Für mich ist dieser Imam, noch bevor ich seine Religion in Betracht ziehe, ein Mensch. Mich interessiert nicht seine Sexualität. Wenn ich ihn treffen würde, dann würde ich ihn als Menschen und auch als Muslim treffen. Ich würde mit ihm reden und diskutieren, aber ich würde ihn nie auf seine sexuelle Orientierung reduzieren. Mir ist wichtig, einen lebendigen Dialog mit allen Muslimen und anderen zu führen. Alles, was darüber hinaus geht, ist etwas Privates. Ich respektiere Herrn Zehad genauso wie er ist.
Denken Sie, dass den säkularen Muslimen ein langer Kampf gegen die finanzstarken, konservativen Islamverbände bevorsteht?
Wir brauchen hier in Deutschland eine ehrliche innerislamische Debatte. Wir sind bereit, mit allen zu sprechen, natürlich auch mit den konservativen Dachverbänden. Uns geht es nicht nur um die Deutungshoheit des Islam, sondern auch darum, die Menschen in ihrer eigenen Religion in einem anderen Kontext aufzuklären. Unsere Aufgabe besteht darin, insbesondere der schweigenden Mehrheit der Muslime, die nicht organisiert ist, eine Stimme zu geben und sie zu vertreten. Diese Muslime beten zwar in den Moscheegemeinden der Dachverbände. Sie sind jedoch nicht an politischen Diskussionen interessiert oder daran, von anderen vertreten zu werden. Wir möchten diese Menschen dazu ermutigen, dass sie lauter werden und ihre Anliegen artikulieren. Dazu gehört auch, dass sie jedwede Gewalt kategorisch ablehnen.
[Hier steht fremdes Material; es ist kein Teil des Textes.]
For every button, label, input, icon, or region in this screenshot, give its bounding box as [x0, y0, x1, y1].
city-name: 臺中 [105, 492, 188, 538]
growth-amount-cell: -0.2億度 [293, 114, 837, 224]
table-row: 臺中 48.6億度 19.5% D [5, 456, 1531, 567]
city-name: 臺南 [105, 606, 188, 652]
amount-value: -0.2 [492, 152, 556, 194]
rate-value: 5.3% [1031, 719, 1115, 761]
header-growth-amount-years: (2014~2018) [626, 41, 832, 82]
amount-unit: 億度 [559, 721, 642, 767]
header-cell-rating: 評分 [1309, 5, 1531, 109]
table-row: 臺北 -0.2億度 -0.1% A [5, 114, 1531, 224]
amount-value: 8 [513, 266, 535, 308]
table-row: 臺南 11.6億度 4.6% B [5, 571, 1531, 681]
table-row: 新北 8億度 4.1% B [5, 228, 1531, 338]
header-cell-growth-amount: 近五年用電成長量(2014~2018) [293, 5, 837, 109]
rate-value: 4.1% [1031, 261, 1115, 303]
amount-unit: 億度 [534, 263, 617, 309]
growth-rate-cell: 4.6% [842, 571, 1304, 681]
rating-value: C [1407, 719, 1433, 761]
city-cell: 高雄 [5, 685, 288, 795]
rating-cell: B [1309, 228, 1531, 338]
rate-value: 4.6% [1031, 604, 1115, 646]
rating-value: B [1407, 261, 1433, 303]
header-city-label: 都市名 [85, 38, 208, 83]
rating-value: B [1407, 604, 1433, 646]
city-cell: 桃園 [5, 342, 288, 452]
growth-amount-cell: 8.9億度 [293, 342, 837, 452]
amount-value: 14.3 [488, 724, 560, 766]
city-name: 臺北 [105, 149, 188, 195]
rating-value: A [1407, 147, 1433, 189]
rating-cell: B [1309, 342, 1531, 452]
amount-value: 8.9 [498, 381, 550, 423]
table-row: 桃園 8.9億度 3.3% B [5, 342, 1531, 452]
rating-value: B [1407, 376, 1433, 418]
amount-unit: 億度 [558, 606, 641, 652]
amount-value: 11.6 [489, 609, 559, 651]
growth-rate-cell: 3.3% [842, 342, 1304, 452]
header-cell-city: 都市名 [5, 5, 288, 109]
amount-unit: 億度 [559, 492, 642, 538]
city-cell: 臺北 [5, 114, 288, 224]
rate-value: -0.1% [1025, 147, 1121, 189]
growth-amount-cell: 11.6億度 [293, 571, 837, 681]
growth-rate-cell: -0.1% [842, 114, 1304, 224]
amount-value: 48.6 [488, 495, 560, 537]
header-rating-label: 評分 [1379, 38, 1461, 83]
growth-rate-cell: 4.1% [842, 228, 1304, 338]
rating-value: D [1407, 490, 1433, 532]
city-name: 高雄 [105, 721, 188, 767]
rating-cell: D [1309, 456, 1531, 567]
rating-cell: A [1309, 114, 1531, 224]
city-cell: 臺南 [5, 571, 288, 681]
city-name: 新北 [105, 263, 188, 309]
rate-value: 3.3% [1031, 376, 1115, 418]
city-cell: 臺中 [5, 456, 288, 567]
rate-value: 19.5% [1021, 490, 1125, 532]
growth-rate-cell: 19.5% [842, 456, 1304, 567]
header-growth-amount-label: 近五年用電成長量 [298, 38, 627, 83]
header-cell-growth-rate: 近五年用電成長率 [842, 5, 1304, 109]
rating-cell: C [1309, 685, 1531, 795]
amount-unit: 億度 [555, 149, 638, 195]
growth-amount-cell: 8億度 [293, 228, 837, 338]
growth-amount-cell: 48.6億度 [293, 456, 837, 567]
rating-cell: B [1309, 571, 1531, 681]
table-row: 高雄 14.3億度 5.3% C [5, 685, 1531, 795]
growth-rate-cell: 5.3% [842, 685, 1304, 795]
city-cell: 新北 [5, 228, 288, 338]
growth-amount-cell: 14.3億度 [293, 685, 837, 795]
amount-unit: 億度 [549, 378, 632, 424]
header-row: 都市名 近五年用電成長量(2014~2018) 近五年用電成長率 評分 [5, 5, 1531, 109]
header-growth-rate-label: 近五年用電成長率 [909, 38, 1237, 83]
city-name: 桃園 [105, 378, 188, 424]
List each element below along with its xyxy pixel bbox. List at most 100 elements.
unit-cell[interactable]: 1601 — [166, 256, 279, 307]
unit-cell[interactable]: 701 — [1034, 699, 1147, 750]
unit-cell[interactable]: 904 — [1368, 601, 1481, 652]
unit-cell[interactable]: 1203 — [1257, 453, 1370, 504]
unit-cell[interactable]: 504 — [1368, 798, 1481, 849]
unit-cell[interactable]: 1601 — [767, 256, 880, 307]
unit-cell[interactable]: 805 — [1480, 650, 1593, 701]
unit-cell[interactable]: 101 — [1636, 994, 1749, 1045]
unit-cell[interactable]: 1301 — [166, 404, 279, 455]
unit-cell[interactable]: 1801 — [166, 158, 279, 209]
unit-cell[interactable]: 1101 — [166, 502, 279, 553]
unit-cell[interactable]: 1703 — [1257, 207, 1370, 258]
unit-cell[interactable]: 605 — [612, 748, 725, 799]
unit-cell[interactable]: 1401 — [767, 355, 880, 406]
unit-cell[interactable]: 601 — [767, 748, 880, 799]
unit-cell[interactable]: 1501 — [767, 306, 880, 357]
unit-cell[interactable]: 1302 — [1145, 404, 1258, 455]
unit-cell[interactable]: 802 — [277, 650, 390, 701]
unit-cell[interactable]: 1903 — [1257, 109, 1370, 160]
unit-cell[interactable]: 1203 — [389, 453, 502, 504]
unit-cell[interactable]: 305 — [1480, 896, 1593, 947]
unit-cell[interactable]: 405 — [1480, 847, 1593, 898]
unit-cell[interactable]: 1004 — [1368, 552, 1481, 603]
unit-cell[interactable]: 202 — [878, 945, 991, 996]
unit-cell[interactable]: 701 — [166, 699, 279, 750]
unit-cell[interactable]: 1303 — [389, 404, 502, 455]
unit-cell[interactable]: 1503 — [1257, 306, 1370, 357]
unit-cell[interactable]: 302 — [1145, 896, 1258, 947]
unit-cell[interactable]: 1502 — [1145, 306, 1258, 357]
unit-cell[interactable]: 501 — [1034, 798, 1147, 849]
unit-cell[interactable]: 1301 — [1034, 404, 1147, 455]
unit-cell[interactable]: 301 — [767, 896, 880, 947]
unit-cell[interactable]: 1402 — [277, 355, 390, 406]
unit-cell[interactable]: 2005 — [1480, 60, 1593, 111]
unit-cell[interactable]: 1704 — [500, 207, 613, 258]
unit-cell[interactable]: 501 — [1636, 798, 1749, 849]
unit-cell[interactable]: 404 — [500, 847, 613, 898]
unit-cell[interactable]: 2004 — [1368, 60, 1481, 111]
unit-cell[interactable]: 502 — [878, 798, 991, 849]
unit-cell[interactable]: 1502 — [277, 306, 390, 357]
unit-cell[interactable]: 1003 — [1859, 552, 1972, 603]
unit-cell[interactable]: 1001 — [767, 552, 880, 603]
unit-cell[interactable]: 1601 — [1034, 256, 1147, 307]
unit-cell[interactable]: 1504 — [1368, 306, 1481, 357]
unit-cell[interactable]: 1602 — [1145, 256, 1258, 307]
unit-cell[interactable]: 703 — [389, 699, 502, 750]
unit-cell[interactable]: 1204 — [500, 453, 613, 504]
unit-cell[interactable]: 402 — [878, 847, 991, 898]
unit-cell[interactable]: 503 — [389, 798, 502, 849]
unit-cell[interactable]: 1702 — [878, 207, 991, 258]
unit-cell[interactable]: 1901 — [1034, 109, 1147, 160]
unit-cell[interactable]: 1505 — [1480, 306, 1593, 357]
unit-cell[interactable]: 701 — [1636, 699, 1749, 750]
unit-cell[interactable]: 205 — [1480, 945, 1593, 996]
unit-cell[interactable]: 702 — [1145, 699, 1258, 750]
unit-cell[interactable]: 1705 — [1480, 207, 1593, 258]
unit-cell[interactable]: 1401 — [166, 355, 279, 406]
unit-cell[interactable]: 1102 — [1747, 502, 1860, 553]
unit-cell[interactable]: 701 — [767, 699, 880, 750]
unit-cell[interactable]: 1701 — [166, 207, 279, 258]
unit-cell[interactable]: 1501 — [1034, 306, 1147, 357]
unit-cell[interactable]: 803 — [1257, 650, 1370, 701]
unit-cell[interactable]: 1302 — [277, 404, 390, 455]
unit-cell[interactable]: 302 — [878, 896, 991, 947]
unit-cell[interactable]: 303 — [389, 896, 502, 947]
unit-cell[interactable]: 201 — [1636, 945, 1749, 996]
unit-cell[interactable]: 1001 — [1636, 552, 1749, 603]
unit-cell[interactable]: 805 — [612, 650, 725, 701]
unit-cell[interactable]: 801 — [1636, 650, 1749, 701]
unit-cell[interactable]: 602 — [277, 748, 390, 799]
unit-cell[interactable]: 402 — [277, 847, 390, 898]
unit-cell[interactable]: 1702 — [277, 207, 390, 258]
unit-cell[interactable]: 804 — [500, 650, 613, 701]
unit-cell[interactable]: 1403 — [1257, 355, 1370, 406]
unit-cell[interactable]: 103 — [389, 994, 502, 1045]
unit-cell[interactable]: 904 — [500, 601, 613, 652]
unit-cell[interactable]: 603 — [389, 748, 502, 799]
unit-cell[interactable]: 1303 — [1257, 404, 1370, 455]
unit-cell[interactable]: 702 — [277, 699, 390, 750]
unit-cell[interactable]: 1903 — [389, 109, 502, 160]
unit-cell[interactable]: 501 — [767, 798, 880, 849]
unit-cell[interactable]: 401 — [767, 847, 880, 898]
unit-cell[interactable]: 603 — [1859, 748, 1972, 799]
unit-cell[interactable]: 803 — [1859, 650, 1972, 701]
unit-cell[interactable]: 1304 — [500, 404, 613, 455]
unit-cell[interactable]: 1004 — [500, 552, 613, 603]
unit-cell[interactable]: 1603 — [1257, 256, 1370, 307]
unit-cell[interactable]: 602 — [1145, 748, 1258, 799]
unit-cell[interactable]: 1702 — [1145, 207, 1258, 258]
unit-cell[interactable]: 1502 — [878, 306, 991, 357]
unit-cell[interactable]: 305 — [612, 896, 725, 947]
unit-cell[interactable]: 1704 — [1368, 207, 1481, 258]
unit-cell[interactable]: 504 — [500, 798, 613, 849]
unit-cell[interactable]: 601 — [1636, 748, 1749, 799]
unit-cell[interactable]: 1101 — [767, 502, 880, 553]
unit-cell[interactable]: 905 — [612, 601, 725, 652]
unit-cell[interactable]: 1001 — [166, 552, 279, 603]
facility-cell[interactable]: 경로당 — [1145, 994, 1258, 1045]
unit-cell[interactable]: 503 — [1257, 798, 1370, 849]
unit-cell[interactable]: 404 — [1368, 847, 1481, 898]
Interview: Benjamin Rannenberg
Zur Person:
Abdel-Hakim Ourghi, Jahrgang 1968, wurde in Algerien geboren. 2006 promovierte er an der Universität Freiburg. Seit 2011 leitet er den Fachbereich Islamische Theologie an der Pädagogischen Hochschule in Freiburg. Einer seiner Schwerpunkte ist die Koranforschung. Er plädiert unter anderem für eine Auslegung der Texte in Bezug auf die heutige Lebenswirklichkeit. Er setzt sich dafür ein, dass Freitagspredigten in deutscher Sprache gehalten werden müssen und lehnt einen Import ausländischer Imame ab.
Für seine Positionen erntet er heftige Kritik. So bezeichnen andere Islamwissenschaftler seine exegetische Methode als "unausgereift". Ourghi sieht sich regelmäßigen Anfeindungen gegenüber. Unter anderem wurde er auch als "Abtrünniger" bezeichnet, was einer Morddrohung gleichkommt.